Decomposition of Vector Spaces

Let $E_1, E_2,\dots, E_s$ be linear transformations on an $n$ -dimensional vector space such that $I=E_1+E_2+\dots+E_s$ and $E_iE_j=0$ for $i\neq j$ . Then $V=E_1V\oplus E_2V\oplus\dots\oplus E_sV$ .

How does this happen? Take the expression $I=E_1+E_2+\dots+E_s$ and multiply by any $v\in V$ on both sides. We see that $v=E_1v+E_2v+\dots+E_sv$ . Hence any vector $v$ can be expressed as a sum of elements in $E_iV$ for $i\in\{1,2,\dots,s\}$ .

Why do we have a direct sum decomposition? Let $v_1+v_2+\dots+v_s=0$ for $v_i\in E_iV$ . Then consider $E_k(v_1+v_2+\dots+v_s)=E_k(0)=0$ . For any $v_i$ where $i\neq k$ , $v_i=E_i v$ for some $v\in V$ . Hence $E_kv_i=E_kE_iv=0.v=0$ . Hence, we have $E_kv_k=0$ . Now $v_k=E_kv'$ for some $v'\in V$ . Hence $E_kv_k=E_k^2v'$ . Note that $E_k^2=E_k$ (just multiply the expression $I=E_1+E_2+\dots+E_s$ by $E_k$ on both sides). Hence, we have $E_k v'=0$ . Now $E_kv'=v_k$ . Hence, we have $v_k=0$ . This is true for all $k\in\{1,2,\dots,s\}$ . Hence, all the $v_i's=0$ , which proves that we have a direct sum decomposition of $V=E_1V\oplus E_2V\oplus\dots\oplus E_sV$ .

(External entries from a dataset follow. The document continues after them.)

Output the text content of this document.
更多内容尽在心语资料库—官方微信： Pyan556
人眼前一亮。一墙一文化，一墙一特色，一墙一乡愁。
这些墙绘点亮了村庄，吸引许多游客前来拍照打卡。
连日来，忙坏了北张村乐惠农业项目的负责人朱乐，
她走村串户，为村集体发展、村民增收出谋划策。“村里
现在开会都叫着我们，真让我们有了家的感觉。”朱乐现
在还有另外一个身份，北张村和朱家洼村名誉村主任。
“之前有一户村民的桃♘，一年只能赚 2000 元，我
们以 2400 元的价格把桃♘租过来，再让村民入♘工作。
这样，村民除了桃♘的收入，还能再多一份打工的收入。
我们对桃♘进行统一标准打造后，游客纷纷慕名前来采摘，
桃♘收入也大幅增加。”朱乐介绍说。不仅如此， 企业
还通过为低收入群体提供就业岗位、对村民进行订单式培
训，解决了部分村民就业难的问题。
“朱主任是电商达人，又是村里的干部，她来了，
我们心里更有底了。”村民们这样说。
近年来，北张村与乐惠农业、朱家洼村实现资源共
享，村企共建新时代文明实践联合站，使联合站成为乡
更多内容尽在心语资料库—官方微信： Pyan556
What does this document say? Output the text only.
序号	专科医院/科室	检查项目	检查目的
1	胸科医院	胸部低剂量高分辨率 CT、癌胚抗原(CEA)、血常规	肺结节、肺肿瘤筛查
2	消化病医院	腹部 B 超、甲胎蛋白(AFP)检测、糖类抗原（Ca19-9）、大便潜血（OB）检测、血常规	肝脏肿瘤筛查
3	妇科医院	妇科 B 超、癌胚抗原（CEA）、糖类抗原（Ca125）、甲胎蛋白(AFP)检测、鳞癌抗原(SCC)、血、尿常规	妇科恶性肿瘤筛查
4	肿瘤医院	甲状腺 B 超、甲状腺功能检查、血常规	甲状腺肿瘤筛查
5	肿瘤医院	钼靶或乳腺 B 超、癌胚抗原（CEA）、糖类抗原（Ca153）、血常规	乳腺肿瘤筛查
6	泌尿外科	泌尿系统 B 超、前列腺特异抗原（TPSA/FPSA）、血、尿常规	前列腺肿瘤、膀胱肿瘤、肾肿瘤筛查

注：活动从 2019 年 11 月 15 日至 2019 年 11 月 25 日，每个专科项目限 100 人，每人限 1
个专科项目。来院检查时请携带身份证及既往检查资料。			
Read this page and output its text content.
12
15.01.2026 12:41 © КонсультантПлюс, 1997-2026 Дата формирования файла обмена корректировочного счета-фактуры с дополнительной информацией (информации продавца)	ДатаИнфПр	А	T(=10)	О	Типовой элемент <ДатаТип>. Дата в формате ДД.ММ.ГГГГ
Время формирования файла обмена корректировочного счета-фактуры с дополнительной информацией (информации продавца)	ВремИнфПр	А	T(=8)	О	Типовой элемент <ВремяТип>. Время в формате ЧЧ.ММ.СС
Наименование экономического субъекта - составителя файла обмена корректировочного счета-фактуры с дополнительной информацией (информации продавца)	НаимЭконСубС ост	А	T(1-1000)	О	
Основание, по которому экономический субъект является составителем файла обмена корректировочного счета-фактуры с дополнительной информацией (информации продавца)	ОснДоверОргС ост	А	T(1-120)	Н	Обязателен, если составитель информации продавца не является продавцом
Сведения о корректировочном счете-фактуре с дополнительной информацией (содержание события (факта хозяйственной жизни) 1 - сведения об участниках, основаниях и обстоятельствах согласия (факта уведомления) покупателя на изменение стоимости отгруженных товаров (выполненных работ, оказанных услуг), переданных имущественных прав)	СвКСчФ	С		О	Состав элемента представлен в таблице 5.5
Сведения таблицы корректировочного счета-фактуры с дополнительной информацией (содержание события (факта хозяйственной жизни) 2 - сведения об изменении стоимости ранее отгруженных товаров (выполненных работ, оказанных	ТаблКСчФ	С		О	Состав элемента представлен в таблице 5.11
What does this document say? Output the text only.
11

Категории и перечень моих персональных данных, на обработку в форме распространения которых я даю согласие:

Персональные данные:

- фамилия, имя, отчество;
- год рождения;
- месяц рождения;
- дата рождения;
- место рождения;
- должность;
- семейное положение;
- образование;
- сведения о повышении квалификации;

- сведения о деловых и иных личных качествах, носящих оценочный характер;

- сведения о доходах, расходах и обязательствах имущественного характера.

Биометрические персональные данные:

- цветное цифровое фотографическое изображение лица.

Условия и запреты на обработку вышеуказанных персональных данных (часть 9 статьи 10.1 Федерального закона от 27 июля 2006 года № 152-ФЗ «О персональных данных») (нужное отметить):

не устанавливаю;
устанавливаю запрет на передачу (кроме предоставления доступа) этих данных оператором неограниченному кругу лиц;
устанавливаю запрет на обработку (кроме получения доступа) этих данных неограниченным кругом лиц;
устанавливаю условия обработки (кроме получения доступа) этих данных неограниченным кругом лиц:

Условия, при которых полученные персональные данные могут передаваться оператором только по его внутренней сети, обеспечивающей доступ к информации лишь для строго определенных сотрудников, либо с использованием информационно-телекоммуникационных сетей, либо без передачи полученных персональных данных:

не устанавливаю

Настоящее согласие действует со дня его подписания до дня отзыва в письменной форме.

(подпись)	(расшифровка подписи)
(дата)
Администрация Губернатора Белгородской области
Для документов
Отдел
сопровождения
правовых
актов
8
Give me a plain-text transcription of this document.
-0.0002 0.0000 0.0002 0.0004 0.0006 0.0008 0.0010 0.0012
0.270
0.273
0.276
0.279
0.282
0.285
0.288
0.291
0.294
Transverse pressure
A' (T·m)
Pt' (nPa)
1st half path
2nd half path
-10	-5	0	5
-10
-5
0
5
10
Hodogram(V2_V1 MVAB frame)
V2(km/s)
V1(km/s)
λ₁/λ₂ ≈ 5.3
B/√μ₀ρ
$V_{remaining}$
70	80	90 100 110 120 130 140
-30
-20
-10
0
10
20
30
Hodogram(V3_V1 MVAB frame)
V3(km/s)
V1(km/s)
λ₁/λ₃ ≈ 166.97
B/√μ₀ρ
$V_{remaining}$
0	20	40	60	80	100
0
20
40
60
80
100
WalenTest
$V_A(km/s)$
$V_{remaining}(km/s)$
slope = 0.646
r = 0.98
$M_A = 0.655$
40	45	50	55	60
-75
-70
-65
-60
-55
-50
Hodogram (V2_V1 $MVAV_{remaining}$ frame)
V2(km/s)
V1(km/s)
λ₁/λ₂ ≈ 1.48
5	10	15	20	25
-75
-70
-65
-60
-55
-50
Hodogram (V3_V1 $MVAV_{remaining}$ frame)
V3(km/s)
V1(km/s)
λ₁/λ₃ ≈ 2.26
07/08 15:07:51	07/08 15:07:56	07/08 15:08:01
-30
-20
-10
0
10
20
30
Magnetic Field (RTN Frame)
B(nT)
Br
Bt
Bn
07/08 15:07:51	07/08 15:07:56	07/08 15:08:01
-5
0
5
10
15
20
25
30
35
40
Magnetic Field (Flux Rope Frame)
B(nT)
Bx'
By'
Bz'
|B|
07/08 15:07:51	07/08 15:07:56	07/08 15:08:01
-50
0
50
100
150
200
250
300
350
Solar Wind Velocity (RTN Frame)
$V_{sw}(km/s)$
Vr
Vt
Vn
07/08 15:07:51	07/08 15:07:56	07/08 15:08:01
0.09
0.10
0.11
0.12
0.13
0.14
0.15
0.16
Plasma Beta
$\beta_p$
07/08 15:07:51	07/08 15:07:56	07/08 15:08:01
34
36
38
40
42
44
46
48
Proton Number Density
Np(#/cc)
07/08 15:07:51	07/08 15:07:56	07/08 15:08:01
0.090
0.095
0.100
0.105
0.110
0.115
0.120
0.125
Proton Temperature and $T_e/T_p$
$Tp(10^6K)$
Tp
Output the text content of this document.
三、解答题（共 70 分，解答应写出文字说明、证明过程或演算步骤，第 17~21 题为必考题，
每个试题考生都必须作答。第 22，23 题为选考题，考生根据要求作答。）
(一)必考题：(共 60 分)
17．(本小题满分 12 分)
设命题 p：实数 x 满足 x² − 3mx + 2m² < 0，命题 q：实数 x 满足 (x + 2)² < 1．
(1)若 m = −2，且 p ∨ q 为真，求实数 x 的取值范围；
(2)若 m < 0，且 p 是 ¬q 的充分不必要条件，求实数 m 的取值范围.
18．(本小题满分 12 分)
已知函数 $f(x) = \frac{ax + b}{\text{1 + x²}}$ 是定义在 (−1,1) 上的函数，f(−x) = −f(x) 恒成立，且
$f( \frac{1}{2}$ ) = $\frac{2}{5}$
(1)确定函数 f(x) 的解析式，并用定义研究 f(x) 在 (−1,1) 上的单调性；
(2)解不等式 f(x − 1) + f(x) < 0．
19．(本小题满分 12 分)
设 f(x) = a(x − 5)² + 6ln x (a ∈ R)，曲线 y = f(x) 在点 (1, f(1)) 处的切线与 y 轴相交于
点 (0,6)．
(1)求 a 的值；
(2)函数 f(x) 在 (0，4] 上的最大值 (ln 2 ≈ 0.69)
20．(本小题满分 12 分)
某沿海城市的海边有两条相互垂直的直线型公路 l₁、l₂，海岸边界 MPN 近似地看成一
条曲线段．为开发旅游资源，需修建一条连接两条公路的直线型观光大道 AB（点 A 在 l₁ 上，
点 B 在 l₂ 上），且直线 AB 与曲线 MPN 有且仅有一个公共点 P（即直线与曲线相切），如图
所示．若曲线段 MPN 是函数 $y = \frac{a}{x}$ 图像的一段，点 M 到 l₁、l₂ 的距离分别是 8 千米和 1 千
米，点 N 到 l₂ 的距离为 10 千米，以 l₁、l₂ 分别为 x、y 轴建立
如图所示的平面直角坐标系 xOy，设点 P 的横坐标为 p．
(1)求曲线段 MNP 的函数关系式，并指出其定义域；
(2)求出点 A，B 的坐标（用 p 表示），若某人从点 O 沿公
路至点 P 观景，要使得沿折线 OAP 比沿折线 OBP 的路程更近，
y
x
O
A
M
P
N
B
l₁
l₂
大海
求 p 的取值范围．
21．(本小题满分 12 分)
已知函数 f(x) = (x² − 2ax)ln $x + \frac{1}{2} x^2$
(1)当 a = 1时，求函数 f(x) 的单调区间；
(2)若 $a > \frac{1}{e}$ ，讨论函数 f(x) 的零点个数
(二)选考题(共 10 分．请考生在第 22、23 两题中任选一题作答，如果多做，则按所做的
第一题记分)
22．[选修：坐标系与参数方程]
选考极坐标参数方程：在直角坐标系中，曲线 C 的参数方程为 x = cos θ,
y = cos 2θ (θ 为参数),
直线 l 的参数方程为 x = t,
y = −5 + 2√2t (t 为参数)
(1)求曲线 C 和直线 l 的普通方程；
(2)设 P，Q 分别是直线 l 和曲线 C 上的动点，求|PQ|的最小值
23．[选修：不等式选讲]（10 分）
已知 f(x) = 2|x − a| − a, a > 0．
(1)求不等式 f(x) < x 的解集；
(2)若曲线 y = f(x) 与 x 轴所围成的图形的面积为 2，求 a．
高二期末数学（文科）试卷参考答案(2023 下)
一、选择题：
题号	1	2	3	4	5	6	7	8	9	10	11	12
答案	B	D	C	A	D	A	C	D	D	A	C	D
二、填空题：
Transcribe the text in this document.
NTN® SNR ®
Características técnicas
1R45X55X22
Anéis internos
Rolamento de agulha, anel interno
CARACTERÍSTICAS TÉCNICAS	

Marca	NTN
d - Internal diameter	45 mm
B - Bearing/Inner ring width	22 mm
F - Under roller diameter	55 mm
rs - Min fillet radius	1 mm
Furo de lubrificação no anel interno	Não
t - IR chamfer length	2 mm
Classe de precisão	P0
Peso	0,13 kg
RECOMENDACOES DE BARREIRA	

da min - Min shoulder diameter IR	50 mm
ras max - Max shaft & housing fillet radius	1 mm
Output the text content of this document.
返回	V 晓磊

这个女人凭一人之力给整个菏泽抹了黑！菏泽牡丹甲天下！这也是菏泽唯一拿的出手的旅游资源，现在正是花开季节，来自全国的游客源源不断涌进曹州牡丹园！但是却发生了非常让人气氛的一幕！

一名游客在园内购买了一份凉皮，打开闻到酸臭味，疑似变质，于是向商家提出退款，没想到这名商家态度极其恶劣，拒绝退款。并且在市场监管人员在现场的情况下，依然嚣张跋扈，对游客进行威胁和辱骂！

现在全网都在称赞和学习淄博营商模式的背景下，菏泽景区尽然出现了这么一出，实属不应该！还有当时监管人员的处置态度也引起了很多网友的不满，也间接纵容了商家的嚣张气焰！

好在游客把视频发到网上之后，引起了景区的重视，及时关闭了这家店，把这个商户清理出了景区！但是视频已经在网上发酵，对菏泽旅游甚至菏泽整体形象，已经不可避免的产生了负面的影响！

Why is all this relevant? Because using the minimal polynomial $f(x)=p_1(x)^{e_1}\dots p_s(s)^{e_s}$ of any transformation $T\in L(V,V)$ , we can construct such $E_i$ ‘s which satisfy the above two conditions, and can hence decompose the vector space as a direct sum of $s$ subspaces. Moreover, these subspaces have the additional property that they’re $T$ -invariant. Each $E_i=f(x)/p_i(x)^{e_i}$